Toy Story 4 Easter egg refers to typo that nearly wiped Toy Story 2 from existence
Toy Story 4 Screenshot: Disney+

At its heart, the Toy Story franchise has always featured pretty heavy meditations on mortality, loss, and letting go. For every slapstick gag or cute, squeaky, three-eyed alien zealot, there’s a bunch of beloved characters confronting death by staring straight into its inevitable, uncaring, fiery eyes… often right before getting saved by all those cute, squeaky, three-eyed alien zealots. Knowing this, it’s perhaps unsurprising that a Toy Story 4 Easter egg is gaining traction on Reddit for apparently referencing a very real, barely avoided Pixar-pocalypse.

In a screenshot posted to the r/MovieDetails subreddit earlier this week by u/Numerous-Lemon, audiences can spot a car’s license plate reading “RMR F97.” As it turns out, “RMRF” was part of a deletion line command that a Pixar employee accidentally entered into the main computer unit housing the sequel production’s entire file archive back in 1997.

Did you just feel the bottom drop out in your own stomach, too?
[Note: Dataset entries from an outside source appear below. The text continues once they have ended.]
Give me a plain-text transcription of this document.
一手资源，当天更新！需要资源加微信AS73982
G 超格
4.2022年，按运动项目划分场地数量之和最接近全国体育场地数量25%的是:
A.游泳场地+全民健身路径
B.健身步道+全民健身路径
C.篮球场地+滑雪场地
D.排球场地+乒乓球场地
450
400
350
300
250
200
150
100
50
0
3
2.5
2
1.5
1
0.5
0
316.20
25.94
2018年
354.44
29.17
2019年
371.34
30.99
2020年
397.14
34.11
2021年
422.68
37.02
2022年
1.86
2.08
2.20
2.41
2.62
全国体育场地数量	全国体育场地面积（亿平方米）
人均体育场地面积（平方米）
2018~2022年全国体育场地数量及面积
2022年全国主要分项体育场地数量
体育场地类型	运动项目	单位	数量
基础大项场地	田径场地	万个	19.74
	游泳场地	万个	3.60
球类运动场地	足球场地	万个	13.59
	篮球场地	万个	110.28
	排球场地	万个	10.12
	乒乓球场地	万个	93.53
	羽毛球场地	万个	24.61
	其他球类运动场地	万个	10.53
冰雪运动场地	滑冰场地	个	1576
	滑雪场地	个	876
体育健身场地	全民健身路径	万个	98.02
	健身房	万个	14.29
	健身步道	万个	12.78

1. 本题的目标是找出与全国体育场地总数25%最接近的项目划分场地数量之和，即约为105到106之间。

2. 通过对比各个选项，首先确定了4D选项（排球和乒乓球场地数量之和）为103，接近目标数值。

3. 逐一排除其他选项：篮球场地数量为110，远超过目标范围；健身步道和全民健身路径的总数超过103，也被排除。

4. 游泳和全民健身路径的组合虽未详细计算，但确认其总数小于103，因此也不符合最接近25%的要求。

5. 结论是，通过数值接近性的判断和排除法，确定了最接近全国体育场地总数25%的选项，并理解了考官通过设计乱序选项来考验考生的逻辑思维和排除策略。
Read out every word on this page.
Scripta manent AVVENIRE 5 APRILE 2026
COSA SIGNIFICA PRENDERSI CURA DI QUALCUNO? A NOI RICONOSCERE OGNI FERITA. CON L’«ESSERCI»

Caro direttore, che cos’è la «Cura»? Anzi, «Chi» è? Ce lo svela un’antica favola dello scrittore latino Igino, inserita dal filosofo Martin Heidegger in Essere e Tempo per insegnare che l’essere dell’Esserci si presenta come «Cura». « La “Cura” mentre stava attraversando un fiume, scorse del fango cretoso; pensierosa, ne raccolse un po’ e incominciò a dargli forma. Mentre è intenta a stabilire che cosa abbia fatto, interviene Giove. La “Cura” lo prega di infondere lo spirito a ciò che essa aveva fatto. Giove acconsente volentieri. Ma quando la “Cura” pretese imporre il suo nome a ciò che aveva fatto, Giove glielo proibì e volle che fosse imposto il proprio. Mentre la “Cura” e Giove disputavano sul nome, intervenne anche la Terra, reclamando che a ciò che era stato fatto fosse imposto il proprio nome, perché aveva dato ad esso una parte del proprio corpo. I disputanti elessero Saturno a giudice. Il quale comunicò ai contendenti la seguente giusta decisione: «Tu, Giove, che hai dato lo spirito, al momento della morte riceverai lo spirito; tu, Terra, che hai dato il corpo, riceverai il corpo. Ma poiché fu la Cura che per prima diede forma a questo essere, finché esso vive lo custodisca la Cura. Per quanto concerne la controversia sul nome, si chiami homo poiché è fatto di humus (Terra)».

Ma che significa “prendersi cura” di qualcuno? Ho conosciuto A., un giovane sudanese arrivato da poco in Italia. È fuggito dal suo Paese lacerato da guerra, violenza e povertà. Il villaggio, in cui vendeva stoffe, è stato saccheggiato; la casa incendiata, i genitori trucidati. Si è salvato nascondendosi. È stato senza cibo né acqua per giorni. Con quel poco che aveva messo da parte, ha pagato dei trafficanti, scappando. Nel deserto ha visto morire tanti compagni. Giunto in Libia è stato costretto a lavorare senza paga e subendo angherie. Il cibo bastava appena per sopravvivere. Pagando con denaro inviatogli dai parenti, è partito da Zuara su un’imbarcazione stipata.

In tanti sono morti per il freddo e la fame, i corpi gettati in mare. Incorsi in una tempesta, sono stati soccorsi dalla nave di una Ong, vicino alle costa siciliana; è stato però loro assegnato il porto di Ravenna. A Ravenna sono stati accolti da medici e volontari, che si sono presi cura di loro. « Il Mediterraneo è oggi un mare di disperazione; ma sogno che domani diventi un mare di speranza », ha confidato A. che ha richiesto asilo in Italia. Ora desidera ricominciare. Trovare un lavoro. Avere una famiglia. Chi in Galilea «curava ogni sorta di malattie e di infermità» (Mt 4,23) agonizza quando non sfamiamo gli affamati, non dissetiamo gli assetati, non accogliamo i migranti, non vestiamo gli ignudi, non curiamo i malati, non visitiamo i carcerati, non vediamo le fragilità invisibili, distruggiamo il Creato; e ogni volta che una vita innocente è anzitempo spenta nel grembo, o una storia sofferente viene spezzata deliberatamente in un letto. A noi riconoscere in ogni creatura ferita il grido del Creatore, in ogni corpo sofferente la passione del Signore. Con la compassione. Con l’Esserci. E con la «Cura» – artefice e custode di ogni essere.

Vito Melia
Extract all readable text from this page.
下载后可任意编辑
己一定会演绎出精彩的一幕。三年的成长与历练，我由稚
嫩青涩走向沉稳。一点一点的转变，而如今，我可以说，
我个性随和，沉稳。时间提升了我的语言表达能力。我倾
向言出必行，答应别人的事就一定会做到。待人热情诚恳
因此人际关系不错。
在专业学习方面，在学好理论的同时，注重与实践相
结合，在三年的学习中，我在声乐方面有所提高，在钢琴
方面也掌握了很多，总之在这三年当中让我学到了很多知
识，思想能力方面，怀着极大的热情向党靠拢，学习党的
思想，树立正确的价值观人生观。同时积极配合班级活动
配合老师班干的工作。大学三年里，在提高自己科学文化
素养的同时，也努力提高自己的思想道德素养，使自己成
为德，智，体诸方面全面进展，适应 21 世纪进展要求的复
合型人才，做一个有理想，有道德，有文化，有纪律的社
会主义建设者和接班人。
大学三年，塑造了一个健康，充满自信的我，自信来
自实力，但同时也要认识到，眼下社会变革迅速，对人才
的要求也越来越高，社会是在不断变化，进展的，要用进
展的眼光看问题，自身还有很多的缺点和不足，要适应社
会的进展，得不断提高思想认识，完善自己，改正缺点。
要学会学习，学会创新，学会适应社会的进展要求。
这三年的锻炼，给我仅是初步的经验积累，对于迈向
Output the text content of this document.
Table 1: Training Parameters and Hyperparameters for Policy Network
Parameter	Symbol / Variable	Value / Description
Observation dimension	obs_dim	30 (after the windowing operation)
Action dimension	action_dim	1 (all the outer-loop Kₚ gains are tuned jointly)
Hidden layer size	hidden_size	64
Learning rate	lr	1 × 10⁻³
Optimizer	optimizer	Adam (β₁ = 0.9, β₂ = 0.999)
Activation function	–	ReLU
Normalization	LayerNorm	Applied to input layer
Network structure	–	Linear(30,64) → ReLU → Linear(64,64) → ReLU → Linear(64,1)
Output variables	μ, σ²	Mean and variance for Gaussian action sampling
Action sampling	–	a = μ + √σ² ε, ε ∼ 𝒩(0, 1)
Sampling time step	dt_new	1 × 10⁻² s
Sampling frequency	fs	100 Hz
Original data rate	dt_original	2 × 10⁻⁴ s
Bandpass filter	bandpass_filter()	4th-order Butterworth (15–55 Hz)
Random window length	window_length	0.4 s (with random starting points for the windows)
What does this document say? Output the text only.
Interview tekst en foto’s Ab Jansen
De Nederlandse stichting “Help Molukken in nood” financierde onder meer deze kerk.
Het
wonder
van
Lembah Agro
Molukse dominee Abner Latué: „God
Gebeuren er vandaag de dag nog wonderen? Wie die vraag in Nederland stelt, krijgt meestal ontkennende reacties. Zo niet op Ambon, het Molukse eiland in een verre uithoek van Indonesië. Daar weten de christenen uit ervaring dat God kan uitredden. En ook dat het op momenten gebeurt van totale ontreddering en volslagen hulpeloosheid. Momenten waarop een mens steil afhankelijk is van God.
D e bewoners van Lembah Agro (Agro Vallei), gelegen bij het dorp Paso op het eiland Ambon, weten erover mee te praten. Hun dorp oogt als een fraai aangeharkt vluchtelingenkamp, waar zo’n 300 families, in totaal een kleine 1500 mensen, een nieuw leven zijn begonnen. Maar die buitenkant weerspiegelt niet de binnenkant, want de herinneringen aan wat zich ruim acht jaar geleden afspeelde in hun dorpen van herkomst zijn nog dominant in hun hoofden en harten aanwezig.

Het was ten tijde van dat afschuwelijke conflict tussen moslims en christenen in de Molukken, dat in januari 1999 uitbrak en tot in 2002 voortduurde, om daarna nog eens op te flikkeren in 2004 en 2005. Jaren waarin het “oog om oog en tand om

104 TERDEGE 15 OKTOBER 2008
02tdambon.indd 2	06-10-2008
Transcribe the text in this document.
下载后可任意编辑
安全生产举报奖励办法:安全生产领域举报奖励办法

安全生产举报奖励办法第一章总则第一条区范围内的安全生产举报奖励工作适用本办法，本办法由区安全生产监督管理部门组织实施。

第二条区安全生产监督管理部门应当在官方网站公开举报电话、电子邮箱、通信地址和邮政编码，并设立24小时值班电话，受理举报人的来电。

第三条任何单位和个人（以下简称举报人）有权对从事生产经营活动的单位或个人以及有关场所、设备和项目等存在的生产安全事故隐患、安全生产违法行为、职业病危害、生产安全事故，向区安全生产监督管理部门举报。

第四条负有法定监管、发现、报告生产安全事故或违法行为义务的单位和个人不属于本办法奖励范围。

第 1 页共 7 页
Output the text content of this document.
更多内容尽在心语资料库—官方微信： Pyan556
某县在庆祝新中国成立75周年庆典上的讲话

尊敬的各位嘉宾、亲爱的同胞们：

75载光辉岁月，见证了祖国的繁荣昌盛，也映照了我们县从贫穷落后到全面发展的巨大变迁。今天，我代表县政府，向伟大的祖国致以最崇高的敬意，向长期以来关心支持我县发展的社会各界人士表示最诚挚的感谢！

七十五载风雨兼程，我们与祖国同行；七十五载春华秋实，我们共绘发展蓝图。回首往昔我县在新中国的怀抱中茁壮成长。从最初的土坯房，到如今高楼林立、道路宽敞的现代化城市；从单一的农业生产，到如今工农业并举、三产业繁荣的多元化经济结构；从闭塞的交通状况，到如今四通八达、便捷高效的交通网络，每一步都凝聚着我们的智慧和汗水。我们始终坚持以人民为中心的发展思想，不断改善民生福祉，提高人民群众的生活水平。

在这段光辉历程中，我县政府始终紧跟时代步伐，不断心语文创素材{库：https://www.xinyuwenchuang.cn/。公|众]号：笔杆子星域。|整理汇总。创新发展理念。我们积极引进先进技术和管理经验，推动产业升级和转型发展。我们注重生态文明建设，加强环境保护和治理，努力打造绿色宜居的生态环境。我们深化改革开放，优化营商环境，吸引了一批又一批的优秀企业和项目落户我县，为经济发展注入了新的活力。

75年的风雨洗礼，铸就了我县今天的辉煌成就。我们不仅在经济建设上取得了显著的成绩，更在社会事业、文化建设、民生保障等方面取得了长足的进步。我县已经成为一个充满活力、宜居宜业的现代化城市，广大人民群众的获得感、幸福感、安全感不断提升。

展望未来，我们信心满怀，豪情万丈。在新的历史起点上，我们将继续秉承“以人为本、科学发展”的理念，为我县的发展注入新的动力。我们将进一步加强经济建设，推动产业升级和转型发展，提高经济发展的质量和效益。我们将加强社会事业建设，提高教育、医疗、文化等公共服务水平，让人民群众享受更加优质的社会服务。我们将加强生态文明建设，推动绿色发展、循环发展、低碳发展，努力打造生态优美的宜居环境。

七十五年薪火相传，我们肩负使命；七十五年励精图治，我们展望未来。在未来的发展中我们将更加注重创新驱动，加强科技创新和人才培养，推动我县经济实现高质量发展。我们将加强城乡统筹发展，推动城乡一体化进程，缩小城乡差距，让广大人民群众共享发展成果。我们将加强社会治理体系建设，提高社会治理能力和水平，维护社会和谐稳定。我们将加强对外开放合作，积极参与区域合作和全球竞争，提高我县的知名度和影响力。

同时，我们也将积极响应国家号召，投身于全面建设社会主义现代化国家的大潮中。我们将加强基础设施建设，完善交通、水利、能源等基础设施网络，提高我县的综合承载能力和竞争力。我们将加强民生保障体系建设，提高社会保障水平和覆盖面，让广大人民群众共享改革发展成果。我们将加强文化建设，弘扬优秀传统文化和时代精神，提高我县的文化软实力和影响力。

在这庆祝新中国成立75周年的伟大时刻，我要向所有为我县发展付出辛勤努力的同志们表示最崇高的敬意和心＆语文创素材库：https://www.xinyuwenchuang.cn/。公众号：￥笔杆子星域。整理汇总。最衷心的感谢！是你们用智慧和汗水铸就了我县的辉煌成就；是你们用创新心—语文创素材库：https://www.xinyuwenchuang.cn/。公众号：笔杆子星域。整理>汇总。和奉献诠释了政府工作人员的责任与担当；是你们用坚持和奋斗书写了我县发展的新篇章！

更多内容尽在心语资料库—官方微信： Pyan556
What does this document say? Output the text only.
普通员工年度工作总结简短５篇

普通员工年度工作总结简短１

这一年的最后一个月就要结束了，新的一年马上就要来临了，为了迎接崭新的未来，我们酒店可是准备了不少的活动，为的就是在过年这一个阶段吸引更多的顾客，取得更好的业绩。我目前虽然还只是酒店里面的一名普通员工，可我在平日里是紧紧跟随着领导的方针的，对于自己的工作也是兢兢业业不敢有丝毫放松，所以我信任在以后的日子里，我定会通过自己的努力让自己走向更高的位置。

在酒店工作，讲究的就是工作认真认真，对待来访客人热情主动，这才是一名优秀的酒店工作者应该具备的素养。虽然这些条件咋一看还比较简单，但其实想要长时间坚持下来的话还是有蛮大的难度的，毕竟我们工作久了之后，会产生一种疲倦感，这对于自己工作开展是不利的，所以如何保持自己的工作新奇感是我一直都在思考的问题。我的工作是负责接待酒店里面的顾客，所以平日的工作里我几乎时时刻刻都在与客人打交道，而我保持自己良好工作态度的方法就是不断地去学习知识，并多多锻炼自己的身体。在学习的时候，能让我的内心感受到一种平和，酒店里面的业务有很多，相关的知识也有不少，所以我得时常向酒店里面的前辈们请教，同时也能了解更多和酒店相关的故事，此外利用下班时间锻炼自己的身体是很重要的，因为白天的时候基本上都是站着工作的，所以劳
Imagine that poor bastard.

As filmmaker Austin McConnell explained via his YouTube channel a few years back: The entire story can be found in Creativity, Inc., a book on overcoming artistic roadblocks co-written by Pixar Studios co-founder, Ed Catmull. Back then, cloud storage obviously wasn’t a thing, so “all of the movie’s assets [were] kept in a big computer drive which the animators work out of.” Those assets were then accessed by a network of computers, but if something were to happen to that centralized unit…. Well, you get the idea.

And, of course, something did happen. During “a bit of routine storage cleanup,” a mercifully unnamed employee entered a command resulting in an entire memory wipe of the Toy Story 2 project.

“Wouldn’t anyone in their right minds back up a $500 million sequel on a separate, central housing unit?” many of you may be asking yourselves. Hypothetically, yes. But the accidental deletion apparently occurred after a month of IT issues that coincidentally involved—you guessed it—Toy Story 2's backup files. Disney and Pixar execs, in an understandable panic mode, quickly assembled to debate their options, ranging from starting completely from scratch to simply scrapping the entire project entirely (which probably would have meant the end of Pixar, too).

Luckily, Toy Story 2's supervising technical director (and future Pixar producer), Galyn Susman, following the birth of her newborn son, had created her own backup files to use from home, because women never get a goddamn break in this country. After retrieving her computer and booting it up at the studio, the team restored all of the film’s assets, ensuring no one (to our knowledge) was fed to Disney’s on-site wolves.

…And yet, somehow no one thought to “RMRF” Cars 2 at any point during its production.